Cast: Arjun Kapoor, Shraddha Kapoor, Seema Biswas, Rhea Chakravarthy, Anisa Bhatt, Vikram Massey
Director: Mohit Suri
Chetan Bhagat’s book ‘Half Girlfriend’ drew a lot of flak from the trolls on social media for it’s ridiculous title while the book itself offered nothing more than a half-baked quasi affair that doesn’t ever come to fruition. This movie by hit filmmaker Mohit Suri follows the same route as far as the narrative is concerned…and of course there are the requisite standard bearing soulful musical numbers to ease your way through.
This is an undercooked story about an impoverished unpolished young Prince, Madhav Jha (Arjun Kapoor) from interior Bihar no less, who falls for the unattainable, delicate, super-rich commoner, Reya Somani (Shraddha Kapoor) the first time he sets eyes on her at the basketball court in St Stephen’s College, Delhi. A year later, after being humiliated by his friends, she cuts off the half-girl-friendship and ups and gets married to an NRI Hotelier Rohan.
And then 3 years later they are back in business. He bumps into her at a Patna hotel where he is pitching to the Bill and Melinda Gates foundation for setting up a girls’ school in his village.
Curiously despite 3 years of Sociology in an English medium college, the Prince has been unable to pick up even a smattering of English. Now that he needs to do a good job of it for the pitching session, he ropes in Reya to give him tuitions. And then kaboom.
The story has nowhere to go and you know it right at the start itself. Despite a non-linear attempt (to confuse), you can predict what’s going to happen from way afar. Director Mohit Suri tries his best to smoothen up things and add some weight to the telling but neither the songs nor the add-on hi-jinks can make this one bearable.
Madhav’s obsession with Reya is subversive while Reya’s fascination for slumming it comes across as a lark. For some of their special moments together they even sneak out to the top of India Gate a couple of times and conveniently, there are no cops present when they are around.

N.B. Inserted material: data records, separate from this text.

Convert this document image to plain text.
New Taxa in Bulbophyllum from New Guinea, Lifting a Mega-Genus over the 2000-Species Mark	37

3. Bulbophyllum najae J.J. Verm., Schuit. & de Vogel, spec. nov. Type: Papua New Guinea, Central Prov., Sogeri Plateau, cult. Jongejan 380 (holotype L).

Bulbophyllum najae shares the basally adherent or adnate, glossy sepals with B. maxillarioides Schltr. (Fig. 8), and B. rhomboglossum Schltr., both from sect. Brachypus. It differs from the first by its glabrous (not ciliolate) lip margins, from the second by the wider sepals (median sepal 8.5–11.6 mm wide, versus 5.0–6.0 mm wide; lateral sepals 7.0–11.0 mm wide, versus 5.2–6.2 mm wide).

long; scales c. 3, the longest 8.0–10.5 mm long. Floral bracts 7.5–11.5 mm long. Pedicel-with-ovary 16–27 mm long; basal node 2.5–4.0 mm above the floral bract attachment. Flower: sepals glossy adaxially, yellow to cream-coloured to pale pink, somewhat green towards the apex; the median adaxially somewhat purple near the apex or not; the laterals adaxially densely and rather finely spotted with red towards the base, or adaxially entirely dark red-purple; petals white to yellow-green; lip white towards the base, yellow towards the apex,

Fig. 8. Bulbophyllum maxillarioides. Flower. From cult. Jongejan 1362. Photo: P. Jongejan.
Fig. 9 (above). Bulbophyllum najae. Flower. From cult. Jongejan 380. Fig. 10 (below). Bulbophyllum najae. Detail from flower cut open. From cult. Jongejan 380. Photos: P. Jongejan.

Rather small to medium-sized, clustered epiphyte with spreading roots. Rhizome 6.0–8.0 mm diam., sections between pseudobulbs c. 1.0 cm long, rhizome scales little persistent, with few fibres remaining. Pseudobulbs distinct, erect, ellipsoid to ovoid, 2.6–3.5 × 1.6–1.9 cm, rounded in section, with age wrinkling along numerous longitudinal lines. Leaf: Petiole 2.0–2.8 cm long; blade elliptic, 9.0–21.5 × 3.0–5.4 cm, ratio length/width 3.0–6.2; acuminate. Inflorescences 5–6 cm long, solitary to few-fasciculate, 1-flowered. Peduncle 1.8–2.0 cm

Both of them love the rain yet when they deliberately walk in it they never get wet and to top it, their basketball skills are better than the star players of the NBA. Madhav is the diffident, self-conscious oaf but it’s Reya who gets all unsure when asked to sing in public. Madhav gets easily wound up by his dorm mates, all from Jharkhand and Bihar, who feel much more strongly about his humiliation than even he does. The characterizations are all wonky and inconsistent.
There are far too many inconsistencies in the plotting and the logical flow in the character arch are missing. Arjun Kapoor speaks Bihari/Bhojpuri fluently but his performance here is pretty much awkward and ungainly.
The way he plays Madhav, he comes across as dumb rather than vulnerable. His lack of range is a limiting factor here. Shraddha though, manages to perfect the rich girl act with aplomb and even manages to get empathy on her side.
Mohit Suri sets up sequences akin to those in the 60’s and 70’s Bollywood film – like the birthday party scene where the impoverished Prince is introduced to the classy rich rival and there’s a song demand made on the heroine.
The jadedness of the set-up makes it quite an unpalatable watch. There’s one genuine moment in that sorry affair when the Prince suddenly finds himself surrounded by Bihari waiters seeking him out for a selfie with ‘royalty.’
There’s neither excitement nor entertainment in this narration. The camerawork is engaging and the background score, quite lilting – yet there’s nothing much to hold on to here. Chetan Bhagat and Mohit Suri should have realized that half-measures never pay-off!